Nos derradeiros momentos de sua consciência, Landho fitou o horror que se desenrolava diante de seus olhos. Os olhos de Cobin, outrora vibrantes e cheios de vida, agora exibiam uma obscuridade perturbadora, chamas vermelhas dançando em suas íris como brasas ardentes. Landho testemunhou a força maligna do Mandala, que havia se apossado do corpo de seu amigo.
A figura do Mandala era um turbilhão de energia negra, uma entidade que parecia ter sido esculpida a partir das sombras mais profundas dos pesadelos. Uma silhueta distorcida, repleta de tentáculos que se estendiam como garras sinistras, parecia dançar ao redor de Cobin como um predador esperando para se lançar sobre sua presa. Cada movimento da criatura era uma sinfonia de trevas, um espetáculo terrível que fazia a mente de Landho vacilar entre o medo e o fascínio mórbido.
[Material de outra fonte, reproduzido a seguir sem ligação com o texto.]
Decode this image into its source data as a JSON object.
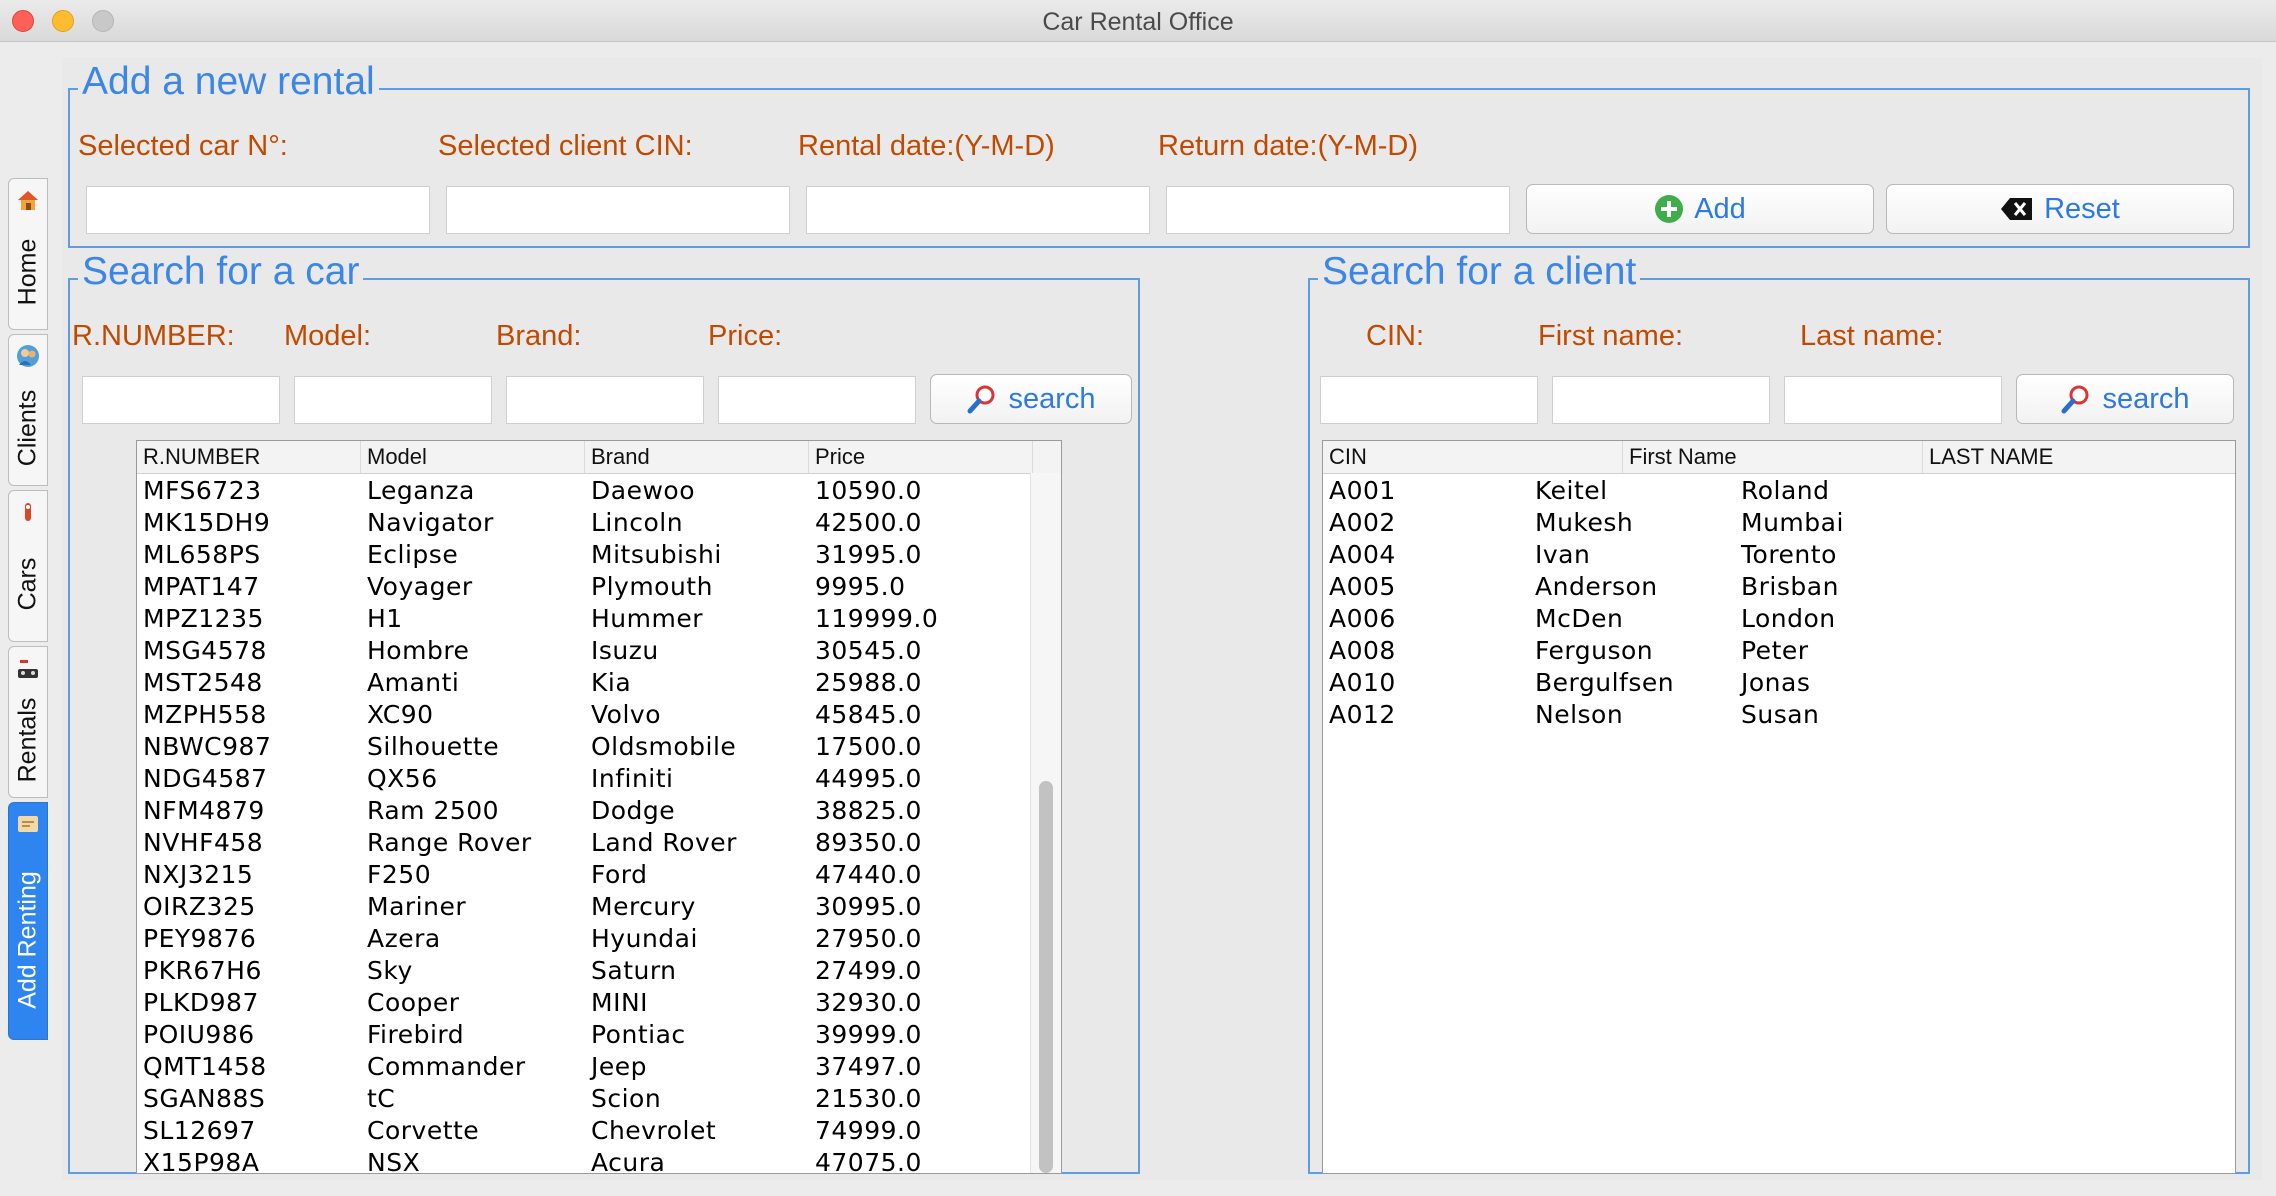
{
  "window": {
    "title": "Car Rental Office"
  },
  "tabs": [
    {
      "label": "Home",
      "icon": "house-icon"
    },
    {
      "label": "Clients",
      "icon": "users-icon"
    },
    {
      "label": "Cars",
      "icon": "car-icon"
    },
    {
      "label": "Rentals",
      "icon": "rental-icon"
    },
    {
      "label": "Add Renting",
      "icon": "add-renting-icon",
      "active": true
    }
  ],
  "add_rental": {
    "title": "Add a new rental",
    "car_label": "Selected car N°:",
    "client_label": "Selected client CIN:",
    "rental_date_label": "Rental date:(Y-M-D)",
    "return_date_label": "Return date:(Y-M-D)",
    "car_value": "",
    "client_value": "",
    "rental_date_value": "",
    "return_date_value": "",
    "add_button": "Add",
    "reset_button": "Reset"
  },
  "car_search": {
    "title": "Search for a car",
    "labels": {
      "rnumber": "R.NUMBER:",
      "model": "Model:",
      "brand": "Brand:",
      "price": "Price:"
    },
    "button": "search",
    "columns": [
      "R.NUMBER",
      "Model",
      "Brand",
      "Price"
    ],
    "rows": [
      [
        "MFS6723",
        "Leganza",
        "Daewoo",
        "10590.0"
      ],
      [
        "MK15DH9",
        "Navigator",
        "Lincoln",
        "42500.0"
      ],
      [
        "ML658PS",
        "Eclipse",
        "Mitsubishi",
        "31995.0"
      ],
      [
        "MPAT147",
        "Voyager",
        "Plymouth",
        "9995.0"
      ],
      [
        "MPZ1235",
        "H1",
        "Hummer",
        "119999.0"
      ],
      [
        "MSG4578",
        "Hombre",
        "Isuzu",
        "30545.0"
      ],
      [
        "MST2548",
        "Amanti",
        "Kia",
        "25988.0"
      ],
      [
        "MZPH558",
        "XC90",
        "Volvo",
        "45845.0"
      ],
      [
        "NBWC987",
        "Silhouette",
        "Oldsmobile",
        "17500.0"
      ],
      [
        "NDG4587",
        "QX56",
        "Infiniti",
        "44995.0"
      ],
      [
        "NFM4879",
        "Ram 2500",
        "Dodge",
        "38825.0"
      ],
      [
        "NVHF458",
        "Range Rover",
        "Land Rover",
        "89350.0"
      ],
      [
        "NXJ3215",
        "F250",
        "Ford",
        "47440.0"
      ],
      [
        "OIRZ325",
        "Mariner",
        "Mercury",
        "30995.0"
      ],
      [
        "PEY9876",
        "Azera",
        "Hyundai",
        "27950.0"
      ],
      [
        "PKR67H6",
        "Sky",
        "Saturn",
        "27499.0"
      ],
      [
        "PLKD987",
        "Cooper",
        "MINI",
        "32930.0"
      ],
      [
        "POIU986",
        "Firebird",
        "Pontiac",
        "39999.0"
      ],
      [
        "QMT1458",
        "Commander",
        "Jeep",
        "37497.0"
      ],
      [
        "SGAN88S",
        "tC",
        "Scion",
        "21530.0"
      ],
      [
        "SL12697",
        "Corvette",
        "Chevrolet",
        "74999.0"
      ],
      [
        "X15P98A",
        "NSX",
        "Acura",
        "47075.0"
      ]
    ]
  },
  "client_search": {
    "title": "Search for a client",
    "labels": {
      "cin": "CIN:",
      "first_name": "First name:",
      "last_name": "Last name:"
    },
    "button": "search",
    "columns": [
      "CIN",
      "First Name",
      "LAST NAME"
    ],
    "rows": [
      [
        "A001",
        "Keitel",
        "Roland"
      ],
      [
        "A002",
        "Mukesh",
        "Mumbai"
      ],
      [
        "A004",
        "Ivan",
        "Torento"
      ],
      [
        "A005",
        "Anderson",
        "Brisban"
      ],
      [
        "A006",
        "McDen",
        "London"
      ],
      [
        "A008",
        "Ferguson",
        "Peter"
      ],
      [
        "A010",
        "Bergulfsen",
        "Jonas"
      ],
      [
        "A012",
        "Nelson",
        "Susan"
      ]
    ]
  }
}
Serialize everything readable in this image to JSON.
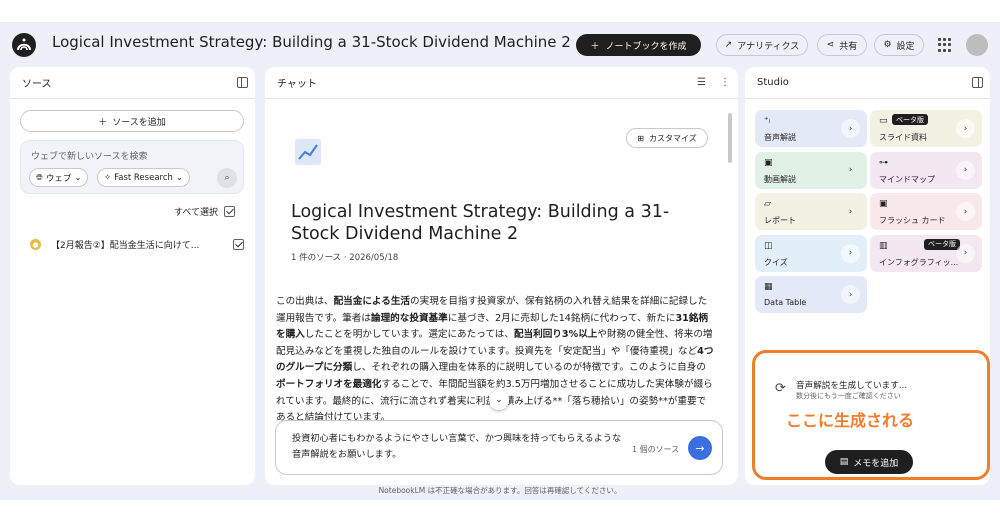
{
  "header": {
    "title": "Logical Investment Strategy: Building a 31-Stock Dividend Machine 2",
    "create_notebook": "ノートブックを作成",
    "analytics": "アナリティクス",
    "share": "共有",
    "settings": "設定"
  },
  "sources": {
    "heading": "ソース",
    "add_source": "ソースを追加",
    "search_placeholder": "ウェブで新しいソースを検索",
    "chip_web": "ウェブ",
    "chip_research": "Fast Research",
    "select_all": "すべて選択",
    "items": [
      {
        "title": "【2月報告②】配当金生活に向けて...",
        "checked": true
      }
    ]
  },
  "chat": {
    "heading": "チャット",
    "customize": "カスタマイズ",
    "notebook_title": "Logical Investment Strategy: Building a 31-Stock Dividend Machine 2",
    "meta": "1 件のソース · 2026/05/18",
    "summary": [
      {
        "text": "この出典は、",
        "bold": false
      },
      {
        "text": "配当金による生活",
        "bold": true
      },
      {
        "text": "の実現を目指す投資家が、保有銘柄の入れ替え結果を詳細に記録した運用報告です。筆者は",
        "bold": false
      },
      {
        "text": "論理的な投資基準",
        "bold": true
      },
      {
        "text": "に基づき、2月に売却した14銘柄に代わって、新たに",
        "bold": false
      },
      {
        "text": "31銘柄を購入",
        "bold": true
      },
      {
        "text": "したことを明かしています。選定にあたっては、",
        "bold": false
      },
      {
        "text": "配当利回り3%以上",
        "bold": true
      },
      {
        "text": "や財務の健全性、将来の増配見込みなどを重視した独自のルールを設けています。投資先を「安定配当」や「優待重視」など",
        "bold": false
      },
      {
        "text": "4つのグループに分類",
        "bold": true
      },
      {
        "text": "し、それぞれの購入理由を体系的に説明しているのが特徴です。このように自身の",
        "bold": false
      },
      {
        "text": "ポートフォリオを最適化",
        "bold": true
      },
      {
        "text": "することで、年間配当額を約3.5万円増加させることに成功した実体験が綴られています。最終的に、流行に流されず着実に利益を積み上げる**「落ち穂拾い」の姿勢**が重要であると結論付けています。",
        "bold": false
      }
    ],
    "input_text": "投資初心者にもわかるようにやさしい言葉で、かつ興味を持ってもらえるような音声解説をお願いします。",
    "source_count": "1 個のソース"
  },
  "studio": {
    "heading": "Studio",
    "tiles": [
      {
        "label": "音声解説",
        "icon": "audio-waves-icon",
        "color": "#e4e9f8",
        "beta": false
      },
      {
        "label": "スライド資料",
        "icon": "slides-icon",
        "color": "#f3f1e4",
        "beta": true
      },
      {
        "label": "動画解説",
        "icon": "video-icon",
        "color": "#e2f1e6",
        "beta": false
      },
      {
        "label": "マインドマップ",
        "icon": "mindmap-icon",
        "color": "#f3e7f2",
        "beta": false
      },
      {
        "label": "レポート",
        "icon": "report-icon",
        "color": "#f3f1e4",
        "beta": false
      },
      {
        "label": "フラッシュ カード",
        "icon": "flashcard-icon",
        "color": "#f8e8ea",
        "beta": false
      },
      {
        "label": "クイズ",
        "icon": "quiz-icon",
        "color": "#e2eff8",
        "beta": false
      },
      {
        "label": "インフォグラフィッ...",
        "icon": "infographic-icon",
        "color": "#f3e7f2",
        "beta": true
      },
      {
        "label": "Data Table",
        "icon": "table-icon",
        "color": "#e4e9f8",
        "beta": false
      }
    ],
    "beta_label": "ベータ版",
    "generating_title": "音声解説を生成しています...",
    "generating_sub": "数分後にもう一度ご確認ください",
    "annotation": "ここに生成される",
    "memo_button": "メモを追加"
  },
  "footer": "NotebookLM は不正確な場合があります。回答は再確認してください。",
  "colors": {
    "accent": "#3b6fe0",
    "annotation": "#ef7d2c",
    "dark": "#1f1f1f",
    "background": "#eef0f9"
  }
}
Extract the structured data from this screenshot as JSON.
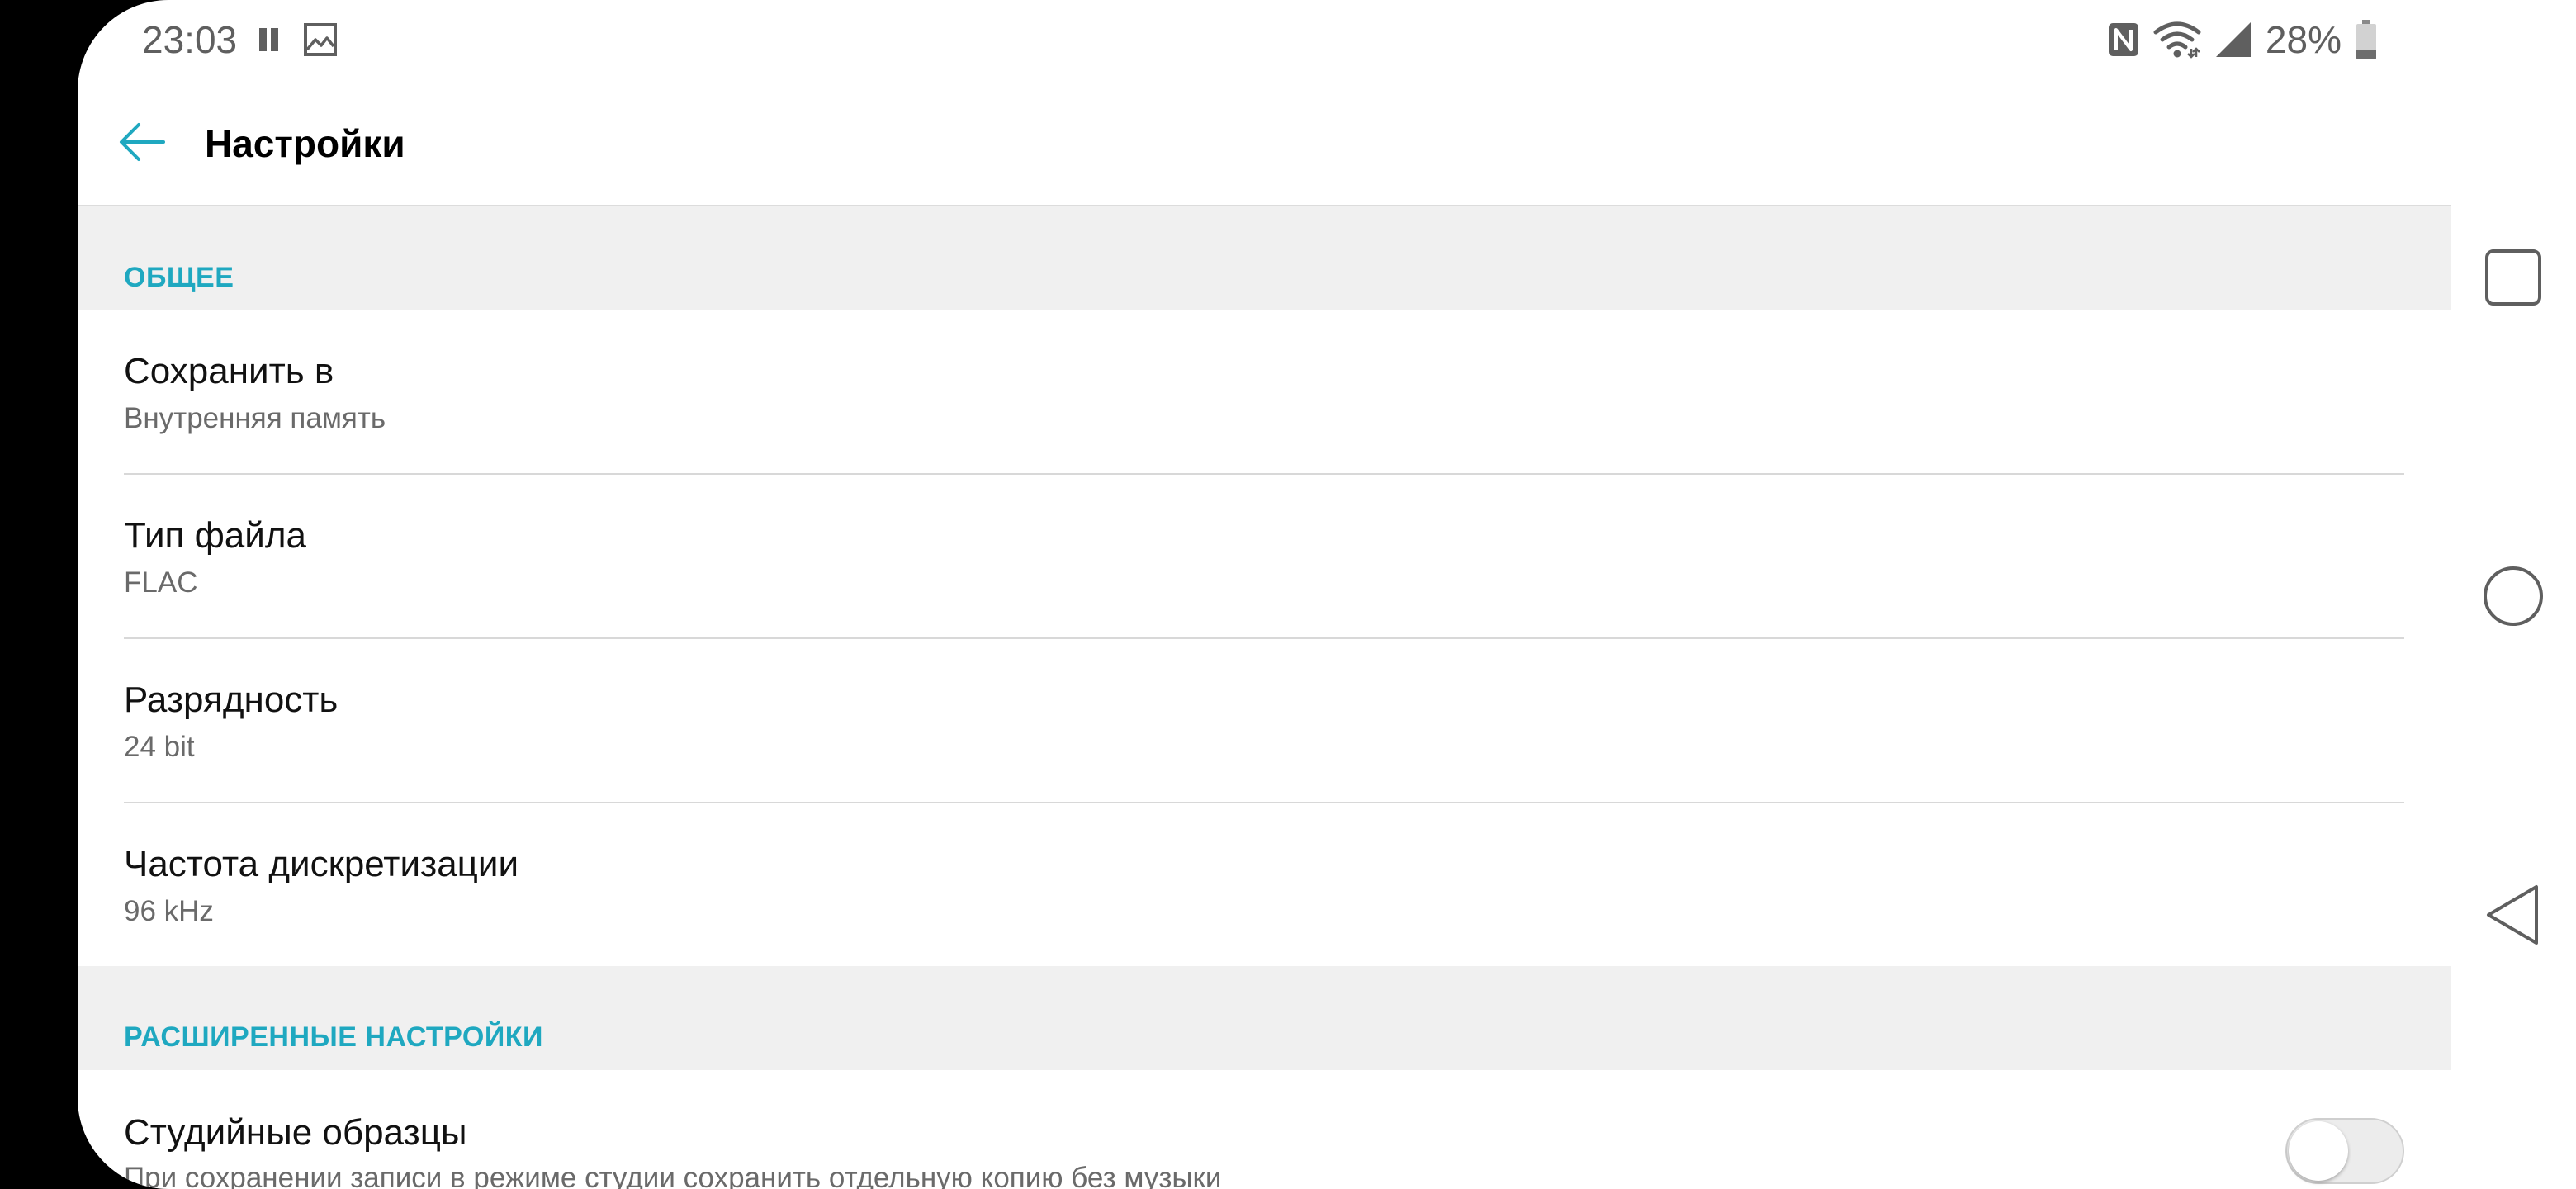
{
  "status_bar": {
    "time": "23:03",
    "battery_text": "28%",
    "battery_level": 0.28,
    "icons": [
      "pause-icon",
      "image-icon",
      "nfc-icon",
      "wifi-icon",
      "signal-icon",
      "battery-icon"
    ]
  },
  "app_bar": {
    "title": "Настройки",
    "back_icon": "arrow-left-icon"
  },
  "sections": [
    {
      "title": "ОБЩЕЕ",
      "items": [
        {
          "title": "Сохранить в",
          "value": "Внутренняя память"
        },
        {
          "title": "Тип файла",
          "value": "FLAC"
        },
        {
          "title": "Разрядность",
          "value": "24 bit"
        },
        {
          "title": "Частота дискретизации",
          "value": "96 kHz"
        }
      ]
    },
    {
      "title": "РАСШИРЕННЫЕ НАСТРОЙКИ",
      "items": [
        {
          "title": "Студийные образцы",
          "value": "При сохранении записи в режиме студии сохранить отдельную копию без музыки",
          "toggle_on": false
        }
      ]
    }
  ],
  "nav_bar": {
    "icons": [
      "recents-icon",
      "home-icon",
      "back-icon"
    ]
  },
  "colors": {
    "accent": "#1fa8c0",
    "section_background": "#f0f0f0",
    "divider": "#d8d8d8",
    "secondary_text": "#6a6a6a"
  }
}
E então, o inevitável aconteceu. A energia negra do Mandala se desprendeu do corpo de Cobin, como um último suspiro de um espírito vingativo. O corpo de Cobin caiu no chão com um estrondo, um eco sinistro do que ele já havia sido. Seus membros carbonizados e retorcidos eram uma prova do poder devastador da entidade que o dominara. Landho sentiu uma onda de tristeza e angústia inundar sua alma enquanto encarava a cena.
O silêncio que se seguiu foi como um lamento silencioso pelo que se perdera. O Mandala havia partido, deixando para trás apenas a carnificina e o vazio. O ar estava impregnado com um cheiro acre de queima e desolação, uma lembrança constante da batalha que se desenrolara ali.
Landho cambaleou, sua visão turva e seus sentidos enfraquecidos pelo esforço e pela dor, o fez vacilar à beira do abismo das dúvidas, agarrando-se à lembrança do que seu amigo Cobin fora, um amigo que agora estava perdido para sempre nas garras do terrível Mandala.
E assim, os últimos momentos de Landho foram preenchidos pelo eco da tragédia que se desdobrara, pela escuridão que havia engolfado seu amigo e pelo som distante dos passos que se aproximavam para resgatá-lo. No limiar entre a vida e a inconsciência, Landho se despediu do reino em ruínas e das Terras Cinzentas, um herói que enfrentara o abismo e resistira até o último suspiro.